The Petition provides information on impacts to western Joshua tree from invasive species. Invasive plant species are widely established in the Mojave Desert throughout the range of western Joshua tree, and represent a large percentage of the biomass on the landscape. The abundance of invasive plant species in the Mojave Desert is positively correlated with disturbances such as livestock grazing, off-road vehicle use, fire, urbanization, roads, and agriculture. These invasive species are also aided by nitrogen deposition as a result of air pollution. Although it is possible that invasive plant species may compete with emergent western Joshua tree seedlings, the biggest impact to western Joshua tree from invasive plant species is through altered fire dynamics. Invasive plant species in the Mojave Desert have resulted in larger and more frequent fires that are killing a large number of western Joshua trees. The Petition describes this as a significant threat to western Joshua tree at the individual and population level.
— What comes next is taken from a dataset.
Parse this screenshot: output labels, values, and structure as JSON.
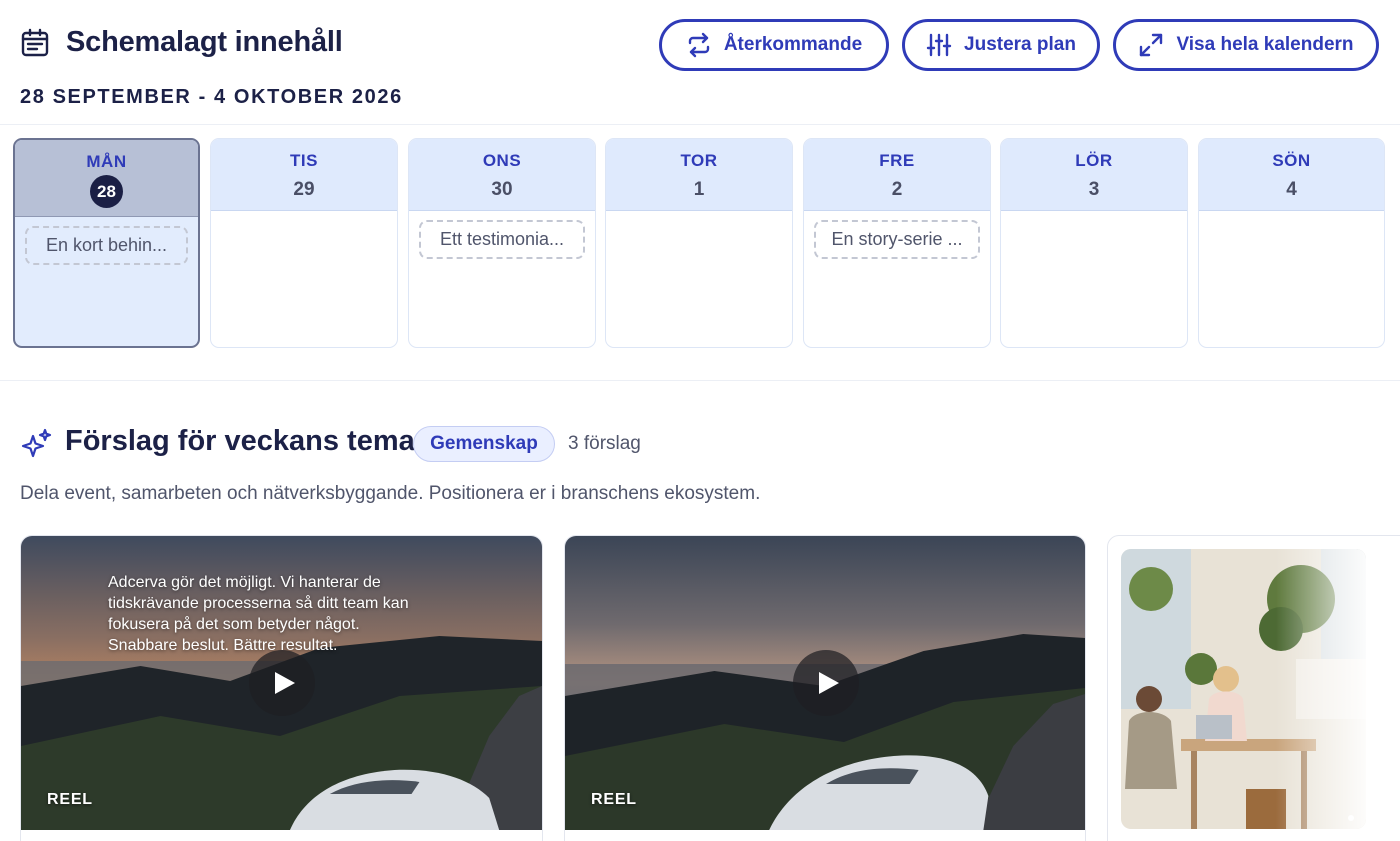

In discussing invasive species as a factor affecting the ability of western Joshua tree to survive and reproduce, the Petition cites Brooks (2003), Brooks and Berry (2006), DeFalco et al. (2007), Allen et al. (2009), Allen and Geiser (2011), Pardo et al. (2011), Barrows and Murphy-Mariscal (2012), Reynolds et al. (2012), Bytnerowicz et al. (2016), Frakes (2017), and Brooks et al. (2018).

Wildfires

The Petition provides information on impacts to western Joshua tree from wildfire, and states that wildfire is one of the greatest threats to the persistence of the species, particularly as the species’ range contracts in the face of climate change and as the frequency and severity of fire in the species’ range increases.
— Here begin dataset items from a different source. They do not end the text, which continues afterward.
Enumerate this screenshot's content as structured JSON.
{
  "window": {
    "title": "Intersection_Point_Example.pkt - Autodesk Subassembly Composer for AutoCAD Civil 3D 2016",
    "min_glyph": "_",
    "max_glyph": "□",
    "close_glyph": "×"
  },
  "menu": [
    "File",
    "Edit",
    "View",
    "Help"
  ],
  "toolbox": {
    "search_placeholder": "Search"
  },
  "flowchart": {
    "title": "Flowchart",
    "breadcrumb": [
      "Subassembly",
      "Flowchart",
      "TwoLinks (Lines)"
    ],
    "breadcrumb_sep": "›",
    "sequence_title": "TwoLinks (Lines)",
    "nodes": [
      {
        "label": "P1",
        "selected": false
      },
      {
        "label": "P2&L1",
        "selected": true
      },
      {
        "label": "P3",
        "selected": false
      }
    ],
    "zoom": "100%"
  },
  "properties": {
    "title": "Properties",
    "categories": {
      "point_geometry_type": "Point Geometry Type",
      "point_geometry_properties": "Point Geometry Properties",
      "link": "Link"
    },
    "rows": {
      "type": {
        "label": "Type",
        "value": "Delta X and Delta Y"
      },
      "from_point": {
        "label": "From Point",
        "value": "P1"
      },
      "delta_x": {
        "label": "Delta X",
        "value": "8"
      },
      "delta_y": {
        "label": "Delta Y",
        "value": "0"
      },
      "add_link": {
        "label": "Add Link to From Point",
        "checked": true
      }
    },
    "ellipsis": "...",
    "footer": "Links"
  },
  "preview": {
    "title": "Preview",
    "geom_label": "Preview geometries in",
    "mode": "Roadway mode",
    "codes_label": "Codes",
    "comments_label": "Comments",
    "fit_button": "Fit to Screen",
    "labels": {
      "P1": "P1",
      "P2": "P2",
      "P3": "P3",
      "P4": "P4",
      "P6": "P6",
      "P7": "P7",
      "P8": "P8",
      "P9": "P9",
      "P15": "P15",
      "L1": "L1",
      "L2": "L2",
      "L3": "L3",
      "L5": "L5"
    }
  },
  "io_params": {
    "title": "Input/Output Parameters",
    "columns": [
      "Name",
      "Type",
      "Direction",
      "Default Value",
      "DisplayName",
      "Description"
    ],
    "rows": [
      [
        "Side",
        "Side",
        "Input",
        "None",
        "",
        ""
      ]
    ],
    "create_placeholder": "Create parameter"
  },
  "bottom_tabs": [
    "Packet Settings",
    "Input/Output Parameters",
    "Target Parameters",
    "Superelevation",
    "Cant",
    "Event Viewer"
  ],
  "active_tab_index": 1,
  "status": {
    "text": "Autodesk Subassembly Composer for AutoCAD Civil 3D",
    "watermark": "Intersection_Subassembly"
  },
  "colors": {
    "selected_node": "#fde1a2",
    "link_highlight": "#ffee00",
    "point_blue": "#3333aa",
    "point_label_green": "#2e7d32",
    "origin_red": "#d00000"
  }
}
Under the Wildfires section, the Petition first discusses western Joshua tree’s response to fire. Although some early researchers suggested that western Joshua tree was well adapted to fire due to the ability of fire-damaged trees to resprout, longer-term studies have demonstrated that Joshua trees have relatively low post-fire survival rates, are slow to repopulate burned areas, and require sufficient precipitation in the years following fire for successful resprouting. Older and taller western Joshua trees are less affected by fire than younger, shorter trees. Post-fire mortality of western Joshua tree can be high due to drought and increased herbivory, particularly in areas that have been denuded of other vegetation that could serve as an herbivore food source. Post-fire sprouting of burned trees has been observed to prolong Joshua tree survival at high- elevation sites, when precipitation is sufficient. Joshua tree populations along the extreme western edge of the desert bioregion, near the Sierra Nevada and Transverse Ranges, appear to survive more readily after fire than those further east, resulting in dense unique clumps of clonal plants. Recruitment of new western Joshua trees into burned areas is infrequent and slow. The Petition states that blackbrush (Coleogyne ramosissima) is one of the most important plants for aiding western Joshua tree seedling establishment, but it is also one of the most vulnerable shrubs to fire and can take centuries to fully recover. The Petition states that due to western Joshua tree’s inherently slow recruitment process, accelerated fire return intervals, and climate change, a return to pre-fire western Joshua tree density and abundance in burned areas may take centuries or may never occur.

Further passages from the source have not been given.